L’arrestation n’est donc plus un laps de temps durant lequel des négociations sérieuses entre policiers et suspect vont commencer, selon un rapport de force, des stratégies et des moyens de défense propres à chacune des parties, pour construire la manière dont se sont déroulés des événements ; il est plutôt celui d’une coopération, au cours de laquelle le suspect, ici la suspecte, peut se décharger de secrets trop lourds à porter. Les policiers peuvent eux tranquillement peaufiner leur dossier.

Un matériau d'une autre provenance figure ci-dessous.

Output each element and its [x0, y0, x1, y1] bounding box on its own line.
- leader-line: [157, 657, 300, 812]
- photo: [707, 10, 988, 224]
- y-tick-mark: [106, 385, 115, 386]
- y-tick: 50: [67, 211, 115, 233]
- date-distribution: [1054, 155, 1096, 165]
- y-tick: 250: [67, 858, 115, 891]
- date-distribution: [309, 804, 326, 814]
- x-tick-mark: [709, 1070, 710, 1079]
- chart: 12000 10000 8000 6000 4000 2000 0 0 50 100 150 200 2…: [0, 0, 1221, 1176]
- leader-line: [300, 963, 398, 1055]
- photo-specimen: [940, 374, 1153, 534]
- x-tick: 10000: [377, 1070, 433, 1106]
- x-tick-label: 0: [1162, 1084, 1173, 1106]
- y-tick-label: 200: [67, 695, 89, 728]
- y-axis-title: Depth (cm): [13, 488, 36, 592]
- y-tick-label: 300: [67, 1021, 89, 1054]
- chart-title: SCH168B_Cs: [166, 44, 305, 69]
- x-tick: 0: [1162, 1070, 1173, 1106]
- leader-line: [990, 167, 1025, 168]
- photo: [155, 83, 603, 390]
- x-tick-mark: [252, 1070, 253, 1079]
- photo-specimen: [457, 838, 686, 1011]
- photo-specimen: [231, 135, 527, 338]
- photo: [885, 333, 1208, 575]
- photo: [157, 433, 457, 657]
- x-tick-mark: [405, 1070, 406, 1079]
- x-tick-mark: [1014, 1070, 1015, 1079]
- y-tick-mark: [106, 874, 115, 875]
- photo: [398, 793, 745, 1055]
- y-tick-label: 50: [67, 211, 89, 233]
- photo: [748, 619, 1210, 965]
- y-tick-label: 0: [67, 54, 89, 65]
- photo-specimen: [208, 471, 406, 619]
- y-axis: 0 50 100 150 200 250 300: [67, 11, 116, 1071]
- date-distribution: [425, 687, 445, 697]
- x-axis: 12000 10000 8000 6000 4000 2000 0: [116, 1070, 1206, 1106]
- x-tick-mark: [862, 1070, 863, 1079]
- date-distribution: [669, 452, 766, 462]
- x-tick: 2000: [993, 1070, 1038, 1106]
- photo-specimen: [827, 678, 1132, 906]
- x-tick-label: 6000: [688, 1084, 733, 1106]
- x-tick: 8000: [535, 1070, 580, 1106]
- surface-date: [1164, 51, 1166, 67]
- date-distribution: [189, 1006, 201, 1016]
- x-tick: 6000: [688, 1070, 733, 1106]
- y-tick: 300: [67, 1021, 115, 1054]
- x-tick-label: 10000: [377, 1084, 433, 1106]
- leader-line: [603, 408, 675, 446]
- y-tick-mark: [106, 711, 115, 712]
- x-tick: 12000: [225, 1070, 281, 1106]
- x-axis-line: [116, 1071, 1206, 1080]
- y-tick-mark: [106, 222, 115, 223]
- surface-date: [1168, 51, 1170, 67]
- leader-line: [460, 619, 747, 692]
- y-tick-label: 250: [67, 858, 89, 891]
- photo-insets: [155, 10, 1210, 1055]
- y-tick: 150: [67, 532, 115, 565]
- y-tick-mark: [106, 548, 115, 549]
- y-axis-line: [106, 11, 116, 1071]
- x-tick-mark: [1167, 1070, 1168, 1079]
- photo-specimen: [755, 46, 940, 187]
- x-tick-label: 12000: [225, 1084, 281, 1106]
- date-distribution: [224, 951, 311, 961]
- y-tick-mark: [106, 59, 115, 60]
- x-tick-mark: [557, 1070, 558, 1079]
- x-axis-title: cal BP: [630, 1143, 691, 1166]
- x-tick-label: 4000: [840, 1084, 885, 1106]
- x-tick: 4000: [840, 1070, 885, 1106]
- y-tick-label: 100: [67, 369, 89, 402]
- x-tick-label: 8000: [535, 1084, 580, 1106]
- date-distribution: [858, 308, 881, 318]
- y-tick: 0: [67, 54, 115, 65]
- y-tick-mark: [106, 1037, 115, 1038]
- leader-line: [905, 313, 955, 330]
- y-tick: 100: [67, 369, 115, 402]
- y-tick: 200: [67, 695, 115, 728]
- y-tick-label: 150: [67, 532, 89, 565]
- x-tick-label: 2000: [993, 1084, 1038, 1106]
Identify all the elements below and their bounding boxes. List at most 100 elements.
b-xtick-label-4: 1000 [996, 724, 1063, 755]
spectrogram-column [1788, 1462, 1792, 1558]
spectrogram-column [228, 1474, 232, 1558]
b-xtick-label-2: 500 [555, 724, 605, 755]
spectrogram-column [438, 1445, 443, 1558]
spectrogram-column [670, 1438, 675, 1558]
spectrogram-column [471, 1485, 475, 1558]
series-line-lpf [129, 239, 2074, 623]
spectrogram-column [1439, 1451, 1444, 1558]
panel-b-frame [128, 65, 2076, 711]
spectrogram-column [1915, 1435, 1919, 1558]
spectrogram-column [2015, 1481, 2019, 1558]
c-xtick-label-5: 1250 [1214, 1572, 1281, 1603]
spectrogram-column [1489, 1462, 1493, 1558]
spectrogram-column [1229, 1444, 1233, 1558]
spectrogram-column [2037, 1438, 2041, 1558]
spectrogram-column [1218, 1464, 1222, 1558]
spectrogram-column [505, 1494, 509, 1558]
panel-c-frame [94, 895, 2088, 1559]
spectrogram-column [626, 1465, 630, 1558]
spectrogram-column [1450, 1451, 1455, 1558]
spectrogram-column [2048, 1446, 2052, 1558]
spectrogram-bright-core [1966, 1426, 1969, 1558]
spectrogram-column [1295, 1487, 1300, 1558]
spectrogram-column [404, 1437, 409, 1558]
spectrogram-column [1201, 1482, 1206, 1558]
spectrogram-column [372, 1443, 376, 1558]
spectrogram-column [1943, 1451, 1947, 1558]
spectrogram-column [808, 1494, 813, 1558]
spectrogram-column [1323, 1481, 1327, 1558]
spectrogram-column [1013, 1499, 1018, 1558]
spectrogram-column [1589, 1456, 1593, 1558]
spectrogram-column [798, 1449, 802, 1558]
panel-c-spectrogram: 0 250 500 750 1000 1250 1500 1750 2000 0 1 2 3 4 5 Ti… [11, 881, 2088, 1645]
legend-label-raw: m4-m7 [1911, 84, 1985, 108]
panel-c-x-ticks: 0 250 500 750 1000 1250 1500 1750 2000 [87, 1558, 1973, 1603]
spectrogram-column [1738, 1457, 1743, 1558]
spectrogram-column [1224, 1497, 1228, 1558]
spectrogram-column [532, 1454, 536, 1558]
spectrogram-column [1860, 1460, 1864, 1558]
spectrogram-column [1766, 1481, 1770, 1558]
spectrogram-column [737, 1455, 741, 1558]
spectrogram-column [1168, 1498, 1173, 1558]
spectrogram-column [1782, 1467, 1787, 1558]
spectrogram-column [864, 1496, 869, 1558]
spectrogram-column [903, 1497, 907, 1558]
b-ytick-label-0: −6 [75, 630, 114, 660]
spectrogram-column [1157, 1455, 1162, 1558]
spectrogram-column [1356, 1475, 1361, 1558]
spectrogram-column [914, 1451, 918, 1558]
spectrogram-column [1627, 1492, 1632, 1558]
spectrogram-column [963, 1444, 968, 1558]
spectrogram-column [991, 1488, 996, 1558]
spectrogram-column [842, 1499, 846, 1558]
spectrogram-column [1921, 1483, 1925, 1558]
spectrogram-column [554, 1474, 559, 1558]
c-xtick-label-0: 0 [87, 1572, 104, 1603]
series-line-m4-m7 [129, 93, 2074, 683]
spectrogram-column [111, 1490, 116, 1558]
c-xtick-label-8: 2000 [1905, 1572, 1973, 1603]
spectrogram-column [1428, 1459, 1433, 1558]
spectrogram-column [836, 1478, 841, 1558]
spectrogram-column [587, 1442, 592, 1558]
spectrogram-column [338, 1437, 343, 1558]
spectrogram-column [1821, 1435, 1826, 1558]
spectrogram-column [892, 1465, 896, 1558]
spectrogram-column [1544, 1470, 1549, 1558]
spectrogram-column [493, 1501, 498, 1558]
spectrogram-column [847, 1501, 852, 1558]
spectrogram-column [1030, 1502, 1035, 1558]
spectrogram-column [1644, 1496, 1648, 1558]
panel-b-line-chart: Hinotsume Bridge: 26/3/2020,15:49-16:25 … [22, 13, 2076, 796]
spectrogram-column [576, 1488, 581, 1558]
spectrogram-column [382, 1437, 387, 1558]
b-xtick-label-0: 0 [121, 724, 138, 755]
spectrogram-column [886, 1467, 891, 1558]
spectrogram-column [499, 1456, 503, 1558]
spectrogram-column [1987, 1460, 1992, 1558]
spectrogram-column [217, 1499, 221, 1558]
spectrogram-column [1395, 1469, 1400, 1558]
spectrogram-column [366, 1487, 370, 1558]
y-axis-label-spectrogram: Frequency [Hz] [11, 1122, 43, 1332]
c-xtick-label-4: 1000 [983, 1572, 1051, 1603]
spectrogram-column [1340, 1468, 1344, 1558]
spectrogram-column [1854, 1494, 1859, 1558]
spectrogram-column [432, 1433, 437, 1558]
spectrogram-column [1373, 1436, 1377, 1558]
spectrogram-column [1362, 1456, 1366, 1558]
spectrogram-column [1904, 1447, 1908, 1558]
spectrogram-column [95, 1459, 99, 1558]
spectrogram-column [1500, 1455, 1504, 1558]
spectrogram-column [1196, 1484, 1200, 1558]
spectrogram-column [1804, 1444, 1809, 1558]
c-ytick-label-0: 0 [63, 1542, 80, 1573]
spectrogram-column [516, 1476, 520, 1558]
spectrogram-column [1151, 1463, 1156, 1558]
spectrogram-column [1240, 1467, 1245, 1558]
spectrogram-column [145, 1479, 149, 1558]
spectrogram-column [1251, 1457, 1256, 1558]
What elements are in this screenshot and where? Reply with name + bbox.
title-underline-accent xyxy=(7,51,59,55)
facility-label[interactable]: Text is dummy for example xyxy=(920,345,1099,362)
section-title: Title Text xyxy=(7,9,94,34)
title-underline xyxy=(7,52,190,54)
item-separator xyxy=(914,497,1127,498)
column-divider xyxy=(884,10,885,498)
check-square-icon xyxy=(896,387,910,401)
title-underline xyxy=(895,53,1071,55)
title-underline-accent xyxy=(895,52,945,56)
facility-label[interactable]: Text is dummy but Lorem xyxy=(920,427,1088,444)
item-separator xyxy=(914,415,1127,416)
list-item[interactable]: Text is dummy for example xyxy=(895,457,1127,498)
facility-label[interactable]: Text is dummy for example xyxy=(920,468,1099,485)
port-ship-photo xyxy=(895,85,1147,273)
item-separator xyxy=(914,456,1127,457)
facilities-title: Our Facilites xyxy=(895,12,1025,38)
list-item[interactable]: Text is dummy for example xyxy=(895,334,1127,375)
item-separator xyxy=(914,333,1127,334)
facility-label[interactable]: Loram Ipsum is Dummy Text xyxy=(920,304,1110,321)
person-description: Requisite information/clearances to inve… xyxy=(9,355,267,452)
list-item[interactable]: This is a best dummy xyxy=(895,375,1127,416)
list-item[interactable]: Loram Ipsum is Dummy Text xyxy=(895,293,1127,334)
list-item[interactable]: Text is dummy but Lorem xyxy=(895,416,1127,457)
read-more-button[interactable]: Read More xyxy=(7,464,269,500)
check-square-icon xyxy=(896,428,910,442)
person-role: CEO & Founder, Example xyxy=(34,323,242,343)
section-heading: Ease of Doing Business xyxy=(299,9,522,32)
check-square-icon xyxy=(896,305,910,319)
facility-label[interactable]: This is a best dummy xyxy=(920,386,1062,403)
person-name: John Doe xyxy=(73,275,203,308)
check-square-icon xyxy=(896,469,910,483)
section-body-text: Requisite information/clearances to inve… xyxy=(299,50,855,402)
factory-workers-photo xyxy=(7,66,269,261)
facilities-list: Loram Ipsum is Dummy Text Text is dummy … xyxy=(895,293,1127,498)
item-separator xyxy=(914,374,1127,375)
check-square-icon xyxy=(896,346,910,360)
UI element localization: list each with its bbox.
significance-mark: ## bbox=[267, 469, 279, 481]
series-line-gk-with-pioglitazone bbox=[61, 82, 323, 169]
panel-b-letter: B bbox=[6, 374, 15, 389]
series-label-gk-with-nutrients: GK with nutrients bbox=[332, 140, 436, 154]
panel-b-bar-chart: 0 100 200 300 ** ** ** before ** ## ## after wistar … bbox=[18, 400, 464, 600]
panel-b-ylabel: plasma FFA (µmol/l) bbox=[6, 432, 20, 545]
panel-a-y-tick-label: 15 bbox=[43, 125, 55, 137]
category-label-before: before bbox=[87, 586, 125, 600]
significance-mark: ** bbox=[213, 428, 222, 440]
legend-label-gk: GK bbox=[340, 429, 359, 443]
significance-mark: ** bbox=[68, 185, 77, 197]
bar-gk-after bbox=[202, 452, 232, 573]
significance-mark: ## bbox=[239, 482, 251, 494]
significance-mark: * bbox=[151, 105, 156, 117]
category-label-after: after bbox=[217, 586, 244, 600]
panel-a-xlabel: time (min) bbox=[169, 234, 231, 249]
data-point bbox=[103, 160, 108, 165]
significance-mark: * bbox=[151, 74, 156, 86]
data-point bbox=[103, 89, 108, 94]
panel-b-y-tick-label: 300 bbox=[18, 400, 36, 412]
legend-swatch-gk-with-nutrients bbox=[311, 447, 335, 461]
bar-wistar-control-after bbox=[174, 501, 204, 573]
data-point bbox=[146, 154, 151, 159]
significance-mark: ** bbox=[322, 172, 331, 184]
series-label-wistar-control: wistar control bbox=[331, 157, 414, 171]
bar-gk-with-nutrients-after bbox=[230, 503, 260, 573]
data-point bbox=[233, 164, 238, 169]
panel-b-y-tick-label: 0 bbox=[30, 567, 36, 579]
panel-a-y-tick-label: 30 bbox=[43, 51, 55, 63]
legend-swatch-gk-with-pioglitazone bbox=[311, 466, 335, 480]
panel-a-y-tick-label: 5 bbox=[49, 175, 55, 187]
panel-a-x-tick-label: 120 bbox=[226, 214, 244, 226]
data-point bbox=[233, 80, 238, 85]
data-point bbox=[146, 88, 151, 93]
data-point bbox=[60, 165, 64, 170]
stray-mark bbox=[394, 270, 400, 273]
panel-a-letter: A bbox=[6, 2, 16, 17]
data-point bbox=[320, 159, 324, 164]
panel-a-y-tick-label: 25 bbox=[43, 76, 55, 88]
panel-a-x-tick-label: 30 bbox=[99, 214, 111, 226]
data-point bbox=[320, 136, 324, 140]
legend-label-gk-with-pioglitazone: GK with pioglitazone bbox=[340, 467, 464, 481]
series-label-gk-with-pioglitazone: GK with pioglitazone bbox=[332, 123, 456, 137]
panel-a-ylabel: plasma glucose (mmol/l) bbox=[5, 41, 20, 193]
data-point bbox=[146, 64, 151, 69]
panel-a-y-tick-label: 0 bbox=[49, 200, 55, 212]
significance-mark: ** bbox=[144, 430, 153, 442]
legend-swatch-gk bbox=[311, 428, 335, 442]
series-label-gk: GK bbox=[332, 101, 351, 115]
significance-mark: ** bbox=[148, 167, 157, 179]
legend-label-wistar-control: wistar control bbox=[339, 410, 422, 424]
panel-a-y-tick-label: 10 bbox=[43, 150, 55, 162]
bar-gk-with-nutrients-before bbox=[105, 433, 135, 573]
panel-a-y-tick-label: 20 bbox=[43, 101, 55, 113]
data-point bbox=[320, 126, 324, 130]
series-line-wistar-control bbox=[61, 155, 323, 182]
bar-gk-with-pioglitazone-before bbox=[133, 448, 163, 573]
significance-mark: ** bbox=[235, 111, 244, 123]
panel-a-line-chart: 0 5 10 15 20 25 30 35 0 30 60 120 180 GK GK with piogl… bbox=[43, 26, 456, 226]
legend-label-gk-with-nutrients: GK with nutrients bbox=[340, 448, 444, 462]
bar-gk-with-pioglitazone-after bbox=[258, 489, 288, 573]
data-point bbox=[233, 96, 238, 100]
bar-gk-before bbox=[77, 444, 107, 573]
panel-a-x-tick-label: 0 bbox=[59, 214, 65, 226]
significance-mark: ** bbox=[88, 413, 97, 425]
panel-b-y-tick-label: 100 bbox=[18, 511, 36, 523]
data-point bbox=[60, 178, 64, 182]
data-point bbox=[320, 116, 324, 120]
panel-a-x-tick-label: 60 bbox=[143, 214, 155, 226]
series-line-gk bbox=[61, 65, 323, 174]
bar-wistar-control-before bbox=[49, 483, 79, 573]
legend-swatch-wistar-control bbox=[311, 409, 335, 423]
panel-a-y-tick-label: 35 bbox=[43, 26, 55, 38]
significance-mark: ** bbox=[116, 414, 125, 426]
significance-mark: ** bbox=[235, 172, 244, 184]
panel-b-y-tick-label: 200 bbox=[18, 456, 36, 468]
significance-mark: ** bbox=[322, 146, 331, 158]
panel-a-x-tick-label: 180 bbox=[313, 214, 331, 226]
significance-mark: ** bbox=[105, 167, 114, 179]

Ça m'a permis de dire tout ce que j'avais à dire ; déjà, quand j'étais en garde à vue, j'ai pas osé parler tout de suite. Je me suis dit : « Il va être dans le bureau en même temps que moi ». Après, j'ai demandé à voir l'inspecteur, et je lui ai dit : « Ecoutez, j'ai besoin de vous parler ; je vais vous expliquer ce qui s'est passé ». Et là, je me suis sentie en sécurité, et je lui ai dit tout ce que j'avais à dire. Ils m'ont dit : « Non, vous allez pas le voir ; il sera pas avec vous dans les bureaux, même quand vous irez chez le juge d'instruction... ». Chez le juge, il y avait du monde ce jour-là, comme dans les geôles on entend les voix, j'ai écouté si j'entendais pas sa voix. J'avais toutes les voix, des voix d'hommes, mais j'arrivais pas à cerner si il y avait la sienne ou pas. Et à chaque fois que j'arrivais, je regardais partout. Après je me suis dit : « T'as les flics, t'auras le juge qui sera là, bon ça va aller quoi... ».

Vous en aviez gros sur la patate…

Ouais. J'avais besoin de... Vider mon sac, vider mon cœur, déballer tout ça... (Félicie, 42 ans, dans mon bureau, complicité de viol sur mineur par ascendant, une détention, 7 ans, libre).